- Born: 1957 (age 68–69)
- Awards: 2006 Best News Magazine Cover

= Mark Ulriksen =

American painter and magazine illustrator

Mark Ulriksen (born 1957) is an American painter and magazine illustrator.

==Education and early professional life==
After studying at California State University, Chico and University of Massachusetts, Amherst, Ulriksen's first major position was as art director of San Francisco Magazine (formerly San Francisco Focus magazine) from 1986 until 1993, when he began to devote all his time and attention to painting and illustrating. His art pieces have made appearances in New York, Los Angeles, San Francisco, Paris, and Rome, and some of his pieces permanently reside at the Smithsonian Institution, the Library of Congress, and the Museum of Contemporary Art of Rome.
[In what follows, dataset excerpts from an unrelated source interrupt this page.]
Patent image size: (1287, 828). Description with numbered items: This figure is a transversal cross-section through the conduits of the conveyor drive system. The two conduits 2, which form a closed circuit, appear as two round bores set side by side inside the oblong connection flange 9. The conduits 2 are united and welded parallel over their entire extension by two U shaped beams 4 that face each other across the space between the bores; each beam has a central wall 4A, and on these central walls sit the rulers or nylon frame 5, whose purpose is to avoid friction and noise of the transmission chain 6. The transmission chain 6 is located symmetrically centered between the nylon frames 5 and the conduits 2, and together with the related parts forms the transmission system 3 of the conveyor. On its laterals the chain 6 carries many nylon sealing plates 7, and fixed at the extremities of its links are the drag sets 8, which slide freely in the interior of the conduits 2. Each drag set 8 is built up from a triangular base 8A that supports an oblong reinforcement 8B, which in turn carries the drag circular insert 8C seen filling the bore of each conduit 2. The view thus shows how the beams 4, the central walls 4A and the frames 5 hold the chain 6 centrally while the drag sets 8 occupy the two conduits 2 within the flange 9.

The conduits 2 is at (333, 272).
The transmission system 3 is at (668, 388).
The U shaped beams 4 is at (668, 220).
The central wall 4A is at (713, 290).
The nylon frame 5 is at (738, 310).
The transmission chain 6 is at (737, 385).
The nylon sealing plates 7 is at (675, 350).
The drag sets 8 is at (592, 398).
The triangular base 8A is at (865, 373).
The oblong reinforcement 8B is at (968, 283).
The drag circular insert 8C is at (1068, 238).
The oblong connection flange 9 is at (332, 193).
==Relationship with The New Yorker magazine==
Ulriksen's first significant illustration assignments came in 1993 from The New Yorker, at the time under the helm of editor Tina Brown, a relationship that has continued to this day. His contributions made history for the magazine with the first cover illustrating the content of the issue (the White House under then-President Clinton, which was also the first issue to include, in the article, further small pictures illustrating the content of the article). Since then he has been a regular contributor to the magazine, and has been responsible for numerous cover images. In addition, he has (on multiple occasions) been paired with the noted baseball writer Roger Angell to illustrate The New Yorkers annual baseball season wrap.

==Other work==
Ulriksen has also contributed to Rolling Stone Magazine, Vibe Magazine, GQ Magazine, Entertainment Weekly, Time Magazine, and Newsweek, and his work features in the permanent collection of The Smithsonian, the Library of Congress and the Galleria Nazionale d'Arte Moderna (the Museum of Contemporary Art), Rome. Ulriksen has also illustrated two children's books The Biggest Parade (Henry Holt, 2006) and Dog Show (Henry Holt, 2006) by author Elizabeth Winthrop. He is the artist for the SFJAZZ Center. In 2014, he published the book " Dogs Rule Nonchalantly."

==Artistic style==
Ulriksen's style incorporates his loves of dogs and baseball, as well as drawing on his family and friends (in a manner akin to Norman Rockwell) to serve as anonymous subjects for his illustrations. It is a style that is expressionistic, quirky, angular, and painterly, with exaggerated features (usually very small hands and feet), but which captures the essence of his subjects dead-on with sweetness, light humor, and joy.

== Awards won ==

Watch Your Back Mountain

Ulriksen's cover for the February 27, 2006 edition of The New Yorker won the 2006 American Society of Magazine Editors award for Best News Magazine Cover. The cover, titled Watch Your Back Mountain was prompted by the hunting incident earlier in the month when Vice President Dick Cheney accidentally shot and injured Harry Whittington. The cover depicts Cheney and President George W. Bush dressed as cowboys, with Cheney holding a smoking shotgun and Bush lurking behind him, in homage to the 2005 film Brokeback Mountain. The ASME, in announcing the award, said that the image "evokes both the smugness of a vice president implicated in catastrophe and the cluelessness of a president incapable of stopping him".

Ulriksen is the recipient of Gold and Silver medals from the Society of Illustrators.

== Personal life ==
A lifelong fan of baseball (in particular The Giants and The Boston Red Sox), Ulriksen is married to the photographer Leslie Flores. They live in Cole Valley, San Francisco with their two daughters and their chocolate Labrador Retriever, Ivy.